Table 2.

Potential strategies toward improved early diagnosis, staging, and response to therapy of canine glaucoma

Detailed clinical and genetic definition of breed‐specific forms of primary glaucoma with similarities and differences with human forms of glaucoma.

Development of more accurate classification of canine glaucoma.

Standardization and development of grading scheme for ultrasound biomicroscopy measurements and ciliary cleft width.

Facilitation of routine direct and indirect measurement of aqueous humor dynamics, such as episcleral venous pressure, tonography, and fluorophotometry, allowing estimation of conventional and unconventional outflow.

Development of continuous tonometry and determination of its value for early diagnosis.*

Definition of safe, healthy target IOP, and its potential individual variability.

Routine assessment of iridocorneal angle morphology and regional variability, including pectinate ligament dysplasia and width of ciliary cleft.

Review and revision of relevant and definable iridocorneal angle classification, including the effect of age and disease.

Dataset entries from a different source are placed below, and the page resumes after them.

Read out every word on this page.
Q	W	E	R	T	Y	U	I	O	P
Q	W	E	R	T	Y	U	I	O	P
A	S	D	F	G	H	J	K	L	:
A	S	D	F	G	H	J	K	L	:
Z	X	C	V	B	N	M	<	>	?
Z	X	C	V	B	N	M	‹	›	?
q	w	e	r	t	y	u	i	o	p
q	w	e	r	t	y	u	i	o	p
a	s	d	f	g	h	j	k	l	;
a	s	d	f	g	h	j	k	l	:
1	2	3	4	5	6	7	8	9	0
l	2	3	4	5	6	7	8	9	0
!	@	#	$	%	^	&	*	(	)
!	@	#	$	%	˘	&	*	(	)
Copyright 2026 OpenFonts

Validation and comparison of high‐resolution imaging technologies, for both anterior and posterior segment.*

Development of functional techniques, such as electroretinography and pupillometry, for early detection of retinal and optic nerve damage.*

Development of molecular and genetic glaucoma markers for clinical application.

Determination of inter‐individual differences in responsiveness to glaucoma drugs and nonresponder rates.

^*Many of these technologies already exist but need to be validated for canine glaucoma.